Türkiye’ye geldikten sonra geçici kimlik belgesi verilmişti Ahmed’e. Pasaport için başvurdu, alamadı. Elindeki geçici belgeyle ve doktor raporlarıyla konsolosluklara başvurdu. Bütün yolları denedi; olmadı. Yirmi yıldır Yunanistan’da yaşayan dayısı devreye girdi. Kaçak yollardan Yunanistan’a geçerse dayısı ne yapıp edip tedavi ettirecekti. Ailece karar verdiler; başka yol kalmamıştı.

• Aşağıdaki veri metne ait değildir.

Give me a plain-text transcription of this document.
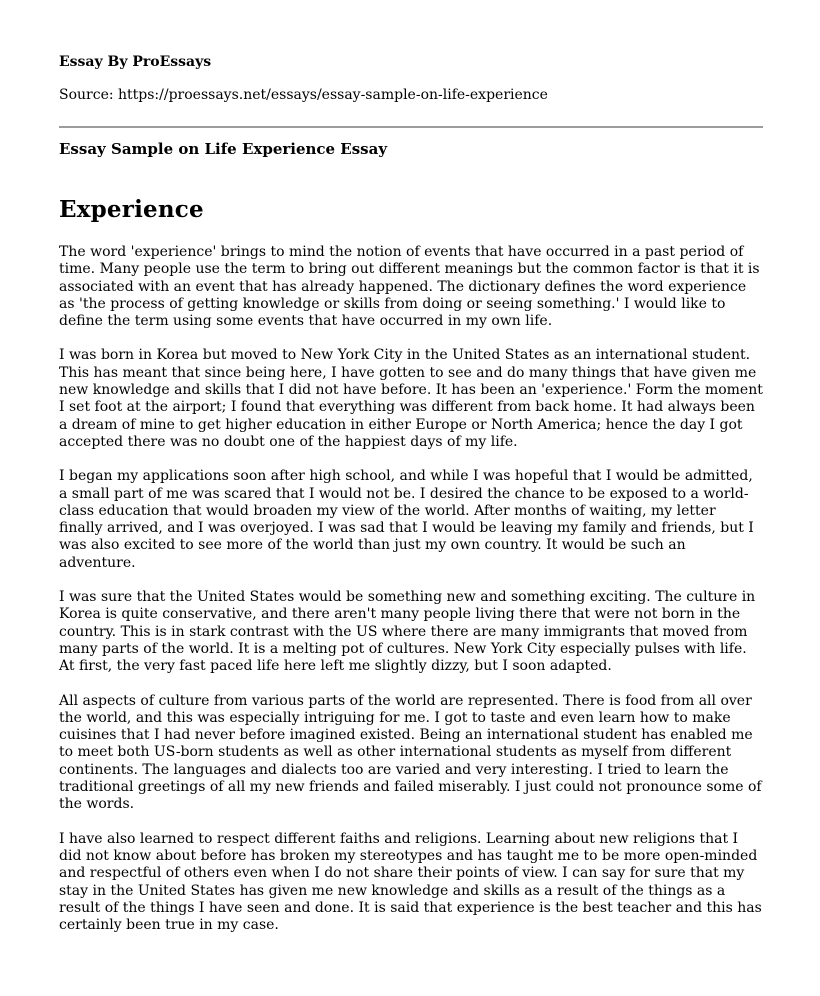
Essay By ProEssays
Source: https://proessays.net/essays/essay-sample-on-life-experience
Essay Sample on Life Experience Essay
Experience

The word 'experience' brings to mind the notion of events that have occurred in a past period of time. Many people use the term to bring out different meanings but the common factor is that it is associated with an event that has already happened. The dictionary defines the word experience as 'the process of getting knowledge or skills from doing or seeing something.' I would like to define the term using some events that have occurred in my own life.

I was born in Korea but moved to New York City in the United States as an international student. This has meant that since being here, I have gotten to see and do many things that have given me new knowledge and skills that I did not have before. It has been an 'experience.' Form the moment I set foot at the airport; I found that everything was different from back home. It had always been a dream of mine to get higher education in either Europe or North America; hence the day I got accepted there was no doubt one of the happiest days of my life.

I began my applications soon after high school, and while I was hopeful that I would be admitted, a small part of me was scared that I would not be. I desired the chance to be exposed to a world-class education that would broaden my view of the world. After months of waiting, my letter finally arrived, and I was overjoyed. I was sad that I would be leaving my family and friends, but I was also excited to see more of the world than just my own country. It would be such an adventure.

I was sure that the United States would be something new and something exciting. The culture in Korea is quite conservative, and there aren't many people living there that were not born in the country. This is in stark contrast with the US where there are many immigrants that moved from many parts of the world. It is a melting pot of cultures. New York City especially pulses with life. At first, the very fast paced life here left me slightly dizzy, but I soon adapted.

All aspects of culture from various parts of the world are represented. There is food from all over the world, and this was especially intriguing for me. I got to taste and even learn how to make cuisines that I had never before imagined existed. Being an international student has enabled me to meet both US-born students as well as other international students as myself from different continents. The languages and dialects too are varied and very interesting. I tried to learn the traditional greetings of all my new friends and failed miserably. I just could not pronounce some of the words.

I have also learned to respect different faiths and religions. Learning about new religions that I did not know about before has broken my stereotypes and has taught me to be more open-minded and respectful of others even when I do not share their points of view. I can say for sure that my stay in the United States has given me new knowledge and skills as a result of the things as a result of the things I have seen and done. It is said that experience is the best teacher and this has certainly been true in my case.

Dayısının oğluyla İzmir’de buluştu, Kuşadası’na gittiler. Ahmed gibi üç dört kişi daha vardı kaçak gideceklerin bindirildiği araçta. Hareket edeli beş dakika bile olmamıştı ki, bir sokakta polisler aracın etrafını sardı. Ne olduğunu anlayamadan Ahmed kendini cezaevinde buldu. Örgüt üyeliği iddiasıyla yargılandığını ve bindirildiği araçtaki kaçak yolculardan bazıları hakkında yakalama emri olduğunu, sonradan öğrenecekti. Söke T Tipi Cezaevi, belden aşağısı tutmayan Ahmed’i, “Biz burada bakamayız” diyerek rehabilitasyon imkânı olan Menemen R Tipi Cezaevi’ne gönderdi.

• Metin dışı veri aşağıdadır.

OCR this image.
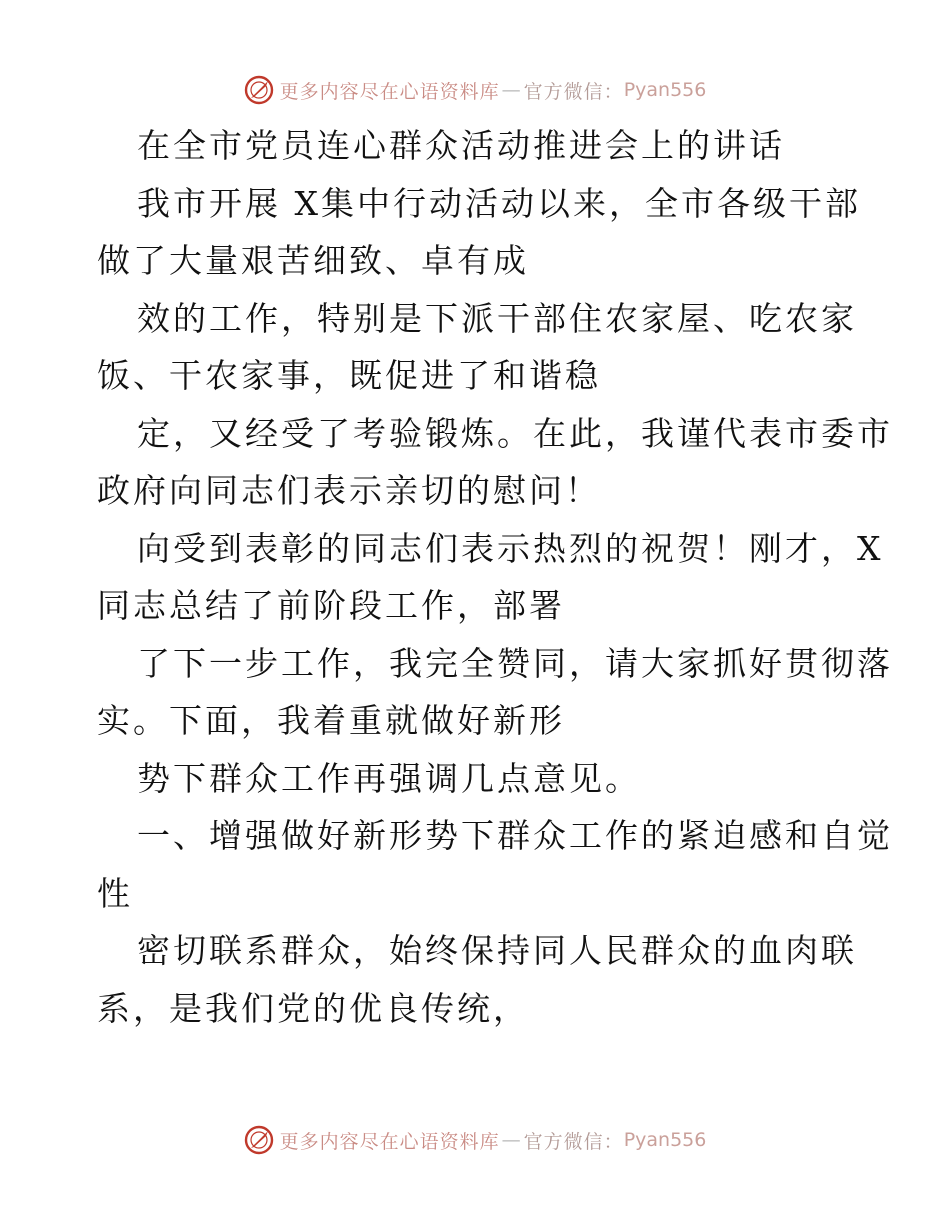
更多内容尽在心语资料库 — 官方微信： Pyan556

在全市党员连心群众活动推进会上的讲话

我市开展 X集中行动活动以来，全市各级干部

做了大量艰苦细致、卓有成

效的工作，特别是下派干部住农家屋、吃农家

饭、干农家事，既促进了和谐稳

定，又经受了考验锻炼。在此，我谨代表市委市

政府向同志们表示亲切的慰问！

向受到表彰的同志们表示热烈的祝贺！刚才，X

同志总结了前阶段工作，部署

了下一步工作，我完全赞同，请大家抓好贯彻落

实。下面，我着重就做好新形

势下群众工作再强调几点意见。

一、增强做好新形势下群众工作的紧迫感和自觉

性

密切联系群众，始终保持同人民群众的血肉联

系，是我们党的优良传统，

更多内容尽在心语资料库 — 官方微信： Pyan556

Ahmed Hami, otel çalışanlarından birinin yardımıyla dışarı çıkabildiğinde tekerlekli sandalyesiyle Dağkapı Meydanı'nda dolaşıyor.

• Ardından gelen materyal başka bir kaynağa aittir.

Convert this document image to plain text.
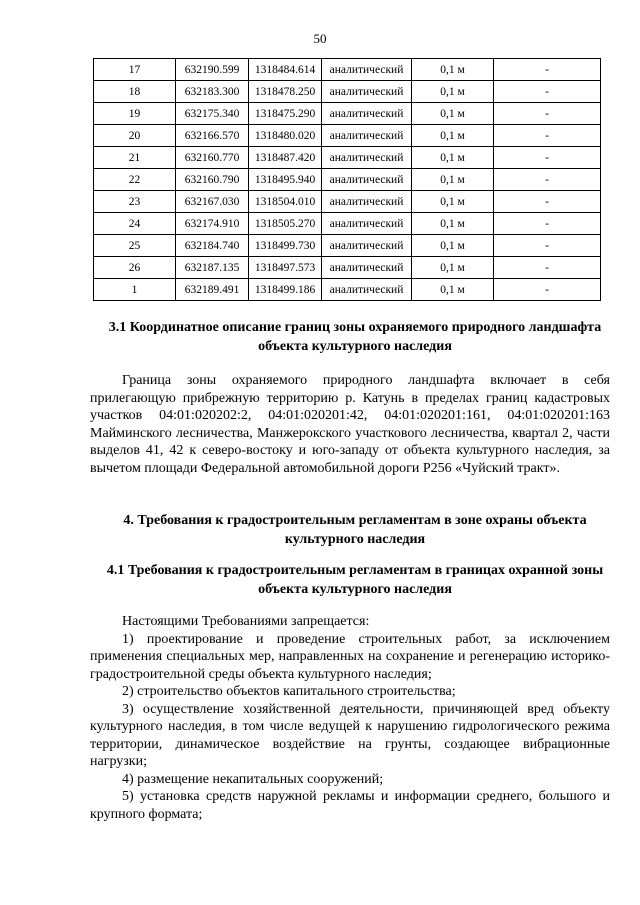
50
17	632190.599	1318484.614	аналитический	0,1 м	-
18	632183.300	1318478.250	аналитический	0,1 м	-
19	632175.340	1318475.290	аналитический	0,1 м	-
20	632166.570	1318480.020	аналитический	0,1 м	-
21	632160.770	1318487.420	аналитический	0,1 м	-
22	632160.790	1318495.940	аналитический	0,1 м	-
23	632167.030	1318504.010	аналитический	0,1 м	-
24	632174.910	1318505.270	аналитический	0,1 м	-
25	632184.740	1318499.730	аналитический	0,1 м	-
26	632187.135	1318497.573	аналитический	0,1 м	-
1	632189.491	1318499.186	аналитический	0,1 м	-
3.1 Координатное описание границ зоны охраняемого природного ландшафта объекта культурного наследия

Граница зоны охраняемого природного ландшафта включает в себя прилегающую прибрежную территорию р. Катунь в пределах границ кадастровых участков 04:01:020202:2, 04:01:020201:42, 04:01:020201:161, 04:01:020201:163 Майминского лесничества, Манжерокского участкового лесничества, квартал 2, части выделов 41, 42 к северо-востоку и юго-западу от объекта культурного наследия, за вычетом площади Федеральной автомобильной дороги Р256 «Чуйский тракт».

4. Требования к градостроительным регламентам в зоне охраны объекта культурного наследия
4.1 Требования к градостроительным регламентам в границах охранной зоны объекта культурного наследия

Настоящими Требованиями запрещается:

1) проектирование и проведение строительных работ, за исключением применения специальных мер, направленных на сохранение и регенерацию историко-градостроительной среды объекта культурного наследия;

2) строительство объектов капитального строительства;

3) осуществление хозяйственной деятельности, причиняющей вред объекту культурного наследия, в том числе ведущей к нарушению гидрологического режима территории, динамическое воздействие на грунты, создающее вибрационные нагрузки;

4) размещение некапитальных сооружений;

5) установка средств наружной рекламы и информации среднего, большого и крупного формата;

Adli Tıp İhtisas Kurulu’nun 30 Ekim 2017 tarihli raporunda, “Belden aşağısı felçli olduğu, dosyadaki mevcut belgeleri ve kurulumuz muayene bulgularına göre halihazırda; hayatını yalnız idame ettiremeyeceği, bir başkasının desteği ile bakıma muhtaç olduğu oy birliği ile mütalaa olunur” dendiği halde tutukluluğu devam etti Ahmed’in. Menemen Cezaevi’nde kalırken yaşadığı bir olay, ikinci bir dava daha açılmasına sebep oldu:

“Rehabilitasyon var diye gönderdiler ama ne banyo, ne tedavi, ne sıcak su, ne havalandırma… Bir buçuk yıl hücrede tek başıma kaldım. Açık görüş yok, telefonla görüş hakkı yok, avukat bile yok. Bir gün yan hücrelerden bir ses geldi. Başka hücrede kalan biri kendini asmak istemiş, ip koptuğu için düşmüş. Doktor getirsinler diye bağırmaya başladık. Kimse müdahale etmedi. Sonunda gardiyanlar geldi ama bağırmışız diye isyan çıkartmaktan dava açıldı.”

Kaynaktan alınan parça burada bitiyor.